Help needed with issues while trying fine-tune Whisper

I’m fairly new to HF but trying some intermediate stuff, but the problems fall under very basic.

I’m trying to finetune whisper multilingual models with Common Voice v13.0 language datasets to see how far I can go, it will be round-up. I have the datasets on disk and I have custom splits, so I don’t use the default HF-provided datasets. I mainly used this tutorial.

My machine is 6/12 core Windows 10x, RTX-3090, 48 GB RAM with nVME & SSD + large mechanical data disks.

I checked many other documentation but I could not find a reasonable solution to the following problems:

  1. Whenever I cast/convert the Audio field, RAM easily fills up and huge pagefiles got created. These became 120+GB size with my custom splits with ~65k training set and of course, drops the performance a lot due to disk access although nVME/SSD. Is this normal? What are my options for whisper & Audio?
  2. After the conversion I save the dataset so that in consecutive runs I can load it. The arrow files are huge, again 100GB or so… Is there a way to create a compressed version of it (I checked, it can be 8% of the original).
  3. During Trainer.train, VRAM fills with 16GB data (out of available 24GB) with 64 batch size. On the other hand, CUDA cores are not very much used at all (using FP16). Windows Task Manager shows some spikes every 10 sec or so, but it is virtually not used. After a couple of steps, it reports ~35 sec/iteration and reports ~38+ hours to complete with 31k train/10k dev size, which is way too slow. What can be the reason?
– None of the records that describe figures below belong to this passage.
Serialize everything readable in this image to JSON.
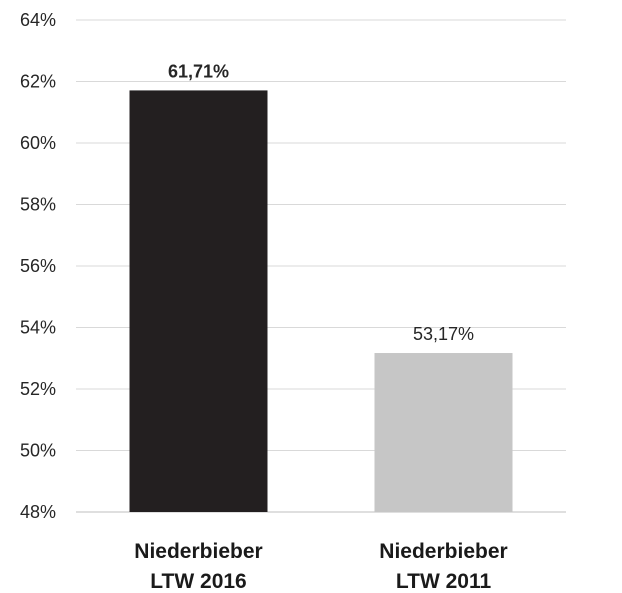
{
  "chart_data": {
    "type": "bar",
    "categories": [
      [
        "Niederbieber",
        "LTW 2016"
      ],
      [
        "Niederbieber",
        "LTW 2011"
      ]
    ],
    "values": [
      61.71,
      53.17
    ],
    "data_labels": [
      "61,71%",
      "53,17%"
    ],
    "data_label_bold": [
      true,
      false
    ],
    "colors": [
      "#231f20",
      "#c6c6c6"
    ],
    "ylim": [
      48,
      64
    ],
    "ytick_step": 2,
    "ytick_labels": [
      "48%",
      "50%",
      "52%",
      "54%",
      "56%",
      "58%",
      "60%",
      "62%",
      "64%"
    ],
    "grid": true,
    "title": "",
    "xlabel": "",
    "ylabel": ""
  }
}
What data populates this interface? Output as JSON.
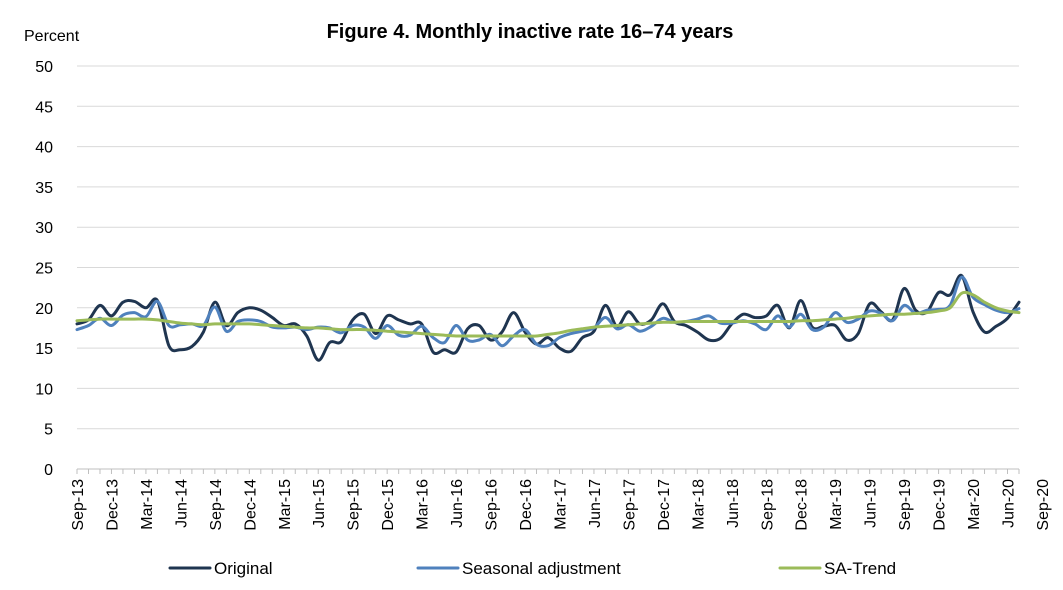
{
  "chart_data": {
    "type": "line",
    "title": "Figure 4.  Monthly inactive rate 16–74 years",
    "ylabel": "Percent",
    "xlabel": "",
    "ylim": [
      0,
      50
    ],
    "yticks": [
      0,
      5,
      10,
      15,
      20,
      25,
      30,
      35,
      40,
      45,
      50
    ],
    "grid": true,
    "legend_position": "bottom",
    "x_tick_labels": [
      "Sep-13",
      "Dec-13",
      "Mar-14",
      "Jun-14",
      "Sep-14",
      "Dec-14",
      "Mar-15",
      "Jun-15",
      "Sep-15",
      "Dec-15",
      "Mar-16",
      "Jun-16",
      "Sep-16",
      "Dec-16",
      "Mar-17",
      "Jun-17",
      "Sep-17",
      "Dec-17",
      "Mar-18",
      "Jun-18",
      "Sep-18",
      "Dec-18",
      "Mar-19",
      "Jun-19",
      "Sep-19",
      "Dec-19",
      "Mar-20",
      "Jun-20",
      "Sep-20"
    ],
    "x_start": "Sep-13",
    "series": [
      {
        "name": "Original",
        "color": "#1f3550",
        "values": [
          18.0,
          18.5,
          20.3,
          19.0,
          20.7,
          20.8,
          20.0,
          20.9,
          15.3,
          14.8,
          15.2,
          17.0,
          20.7,
          17.8,
          19.4,
          20.0,
          19.7,
          18.8,
          17.8,
          18.0,
          16.5,
          13.5,
          15.7,
          15.8,
          18.5,
          19.2,
          16.8,
          19.0,
          18.5,
          18.0,
          18.0,
          14.5,
          14.8,
          14.5,
          17.4,
          17.8,
          16.0,
          17.0,
          19.4,
          17.0,
          15.5,
          16.3,
          15.0,
          14.6,
          16.3,
          17.1,
          20.3,
          17.7,
          19.5,
          18.0,
          18.5,
          20.5,
          18.3,
          17.8,
          17.0,
          16.0,
          16.2,
          18.0,
          19.2,
          18.8,
          19.0,
          20.3,
          17.5,
          20.9,
          17.6,
          17.7,
          17.8,
          16.0,
          16.8,
          20.5,
          19.5,
          18.5,
          22.4,
          19.7,
          19.5,
          21.9,
          21.6,
          24.0,
          19.5,
          17.0,
          17.7,
          18.7,
          20.7
        ]
      },
      {
        "name": "Seasonal adjustment",
        "color": "#4f81bd",
        "values": [
          17.3,
          17.8,
          18.7,
          17.8,
          19.1,
          19.4,
          18.9,
          20.8,
          17.8,
          17.9,
          18.0,
          17.8,
          20.1,
          17.1,
          18.3,
          18.5,
          18.3,
          17.6,
          17.5,
          17.6,
          17.3,
          17.6,
          17.5,
          16.9,
          17.8,
          17.6,
          16.2,
          17.8,
          16.6,
          16.6,
          17.7,
          16.3,
          15.7,
          17.8,
          16.0,
          16.0,
          16.7,
          15.3,
          16.5,
          17.3,
          15.5,
          15.3,
          16.3,
          16.8,
          17.1,
          17.5,
          18.8,
          17.4,
          17.9,
          17.1,
          17.7,
          18.7,
          18.2,
          18.3,
          18.6,
          19.0,
          18.1,
          18.1,
          18.4,
          18.0,
          17.3,
          19.0,
          17.6,
          19.2,
          17.3,
          17.6,
          19.4,
          18.2,
          18.6,
          19.6,
          19.3,
          18.4,
          20.3,
          19.3,
          19.7,
          19.8,
          20.3,
          23.8,
          21.3,
          20.4,
          19.7,
          19.4,
          19.9
        ]
      },
      {
        "name": "SA-Trend",
        "color": "#9bbb59",
        "values": [
          18.4,
          18.5,
          18.6,
          18.6,
          18.6,
          18.6,
          18.6,
          18.5,
          18.3,
          18.1,
          18.0,
          17.9,
          18.0,
          18.0,
          18.0,
          18.0,
          17.9,
          17.8,
          17.7,
          17.6,
          17.5,
          17.5,
          17.4,
          17.3,
          17.3,
          17.3,
          17.2,
          17.1,
          17.0,
          16.9,
          16.8,
          16.7,
          16.6,
          16.5,
          16.5,
          16.5,
          16.5,
          16.5,
          16.5,
          16.5,
          16.5,
          16.7,
          16.9,
          17.2,
          17.4,
          17.6,
          17.7,
          17.8,
          17.9,
          18.0,
          18.1,
          18.2,
          18.2,
          18.3,
          18.3,
          18.3,
          18.3,
          18.3,
          18.3,
          18.3,
          18.3,
          18.3,
          18.3,
          18.4,
          18.4,
          18.5,
          18.6,
          18.7,
          18.9,
          19.0,
          19.1,
          19.2,
          19.2,
          19.3,
          19.4,
          19.6,
          20.0,
          21.8,
          21.6,
          20.7,
          20.0,
          19.6,
          19.4
        ]
      }
    ]
  }
}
Please advise where to look so that I can overcome these…
Thank you in advance.

Training arguments:

    overwrite_output_dir = True, 

    do_train  = True,
    do_eval  = True,
    evaluation_strategy = "steps",

    per_device_train_batch_size = 64,
    gradient_accumulation_steps = 4,
    per_device_eval_batch_size = 64,
    eval_accumulation_steps = 4,

    learning_rate = 1e-5,
    warmup_steps = 500,

    optim = "adamw_torch",

    save_steps = 1000,
    eval_steps = 1000,
    logging_steps = 25,
    max_steps = 4000,

    no_cuda = False,
    fp16 = True,

    gradient_checkpointing = True,
    predict_with_generate = True,
    generation_max_length = 225,

    load_best_model_at_end = True,
    metric_for_best_model = "wer",
    greater_is_better = False,

    report_to= "none",
    push_to_hub = False,

For those who have similar problems, here are some solutions I found after I posted:

  1. Very large swap: Yes, this happens. My solution is as follows:
  • I sorted the train dataset (which is the large one) by audio duration, before the conversion.
  • Calculated a “shard_size” (10-15 GB) and “shard_count”
  • I converted with batches and saved them under train/shard_NN in a subroutine
  • That way, only a part of the converted dataset is kept in memory, so the swapping issue is no more.
  1. Large disk space used: I could not find a method to compress them programmatically. Yes, I could use tarfile in the expanse of too much process time but I did not want that. During fine-tuning, after each epoch that data should be decompressed, which is too much. I also had a large drive which has a large block size, so Windows’ standard compress was also not working. So:
  • I found CompactGUI and used that on the “converted” directory, which dropped the size to ~8-12% of the original. It will be a one-time compress, and it works transparently at OS level.
  1. Low CUDA usage: I was trying the tiny model. I figured out that actually the GPU is starving. At any point, you cannot fully utilize both CPU, GPU and disk, depending on the model and your config. E.g. on larger models (small), this time CPU is not used fully. In any case the following helped a lot to feed the GPU more effectively:
  • dataloader_num_workers = psutil.cpu_count(logical=True) (12 threads in my case)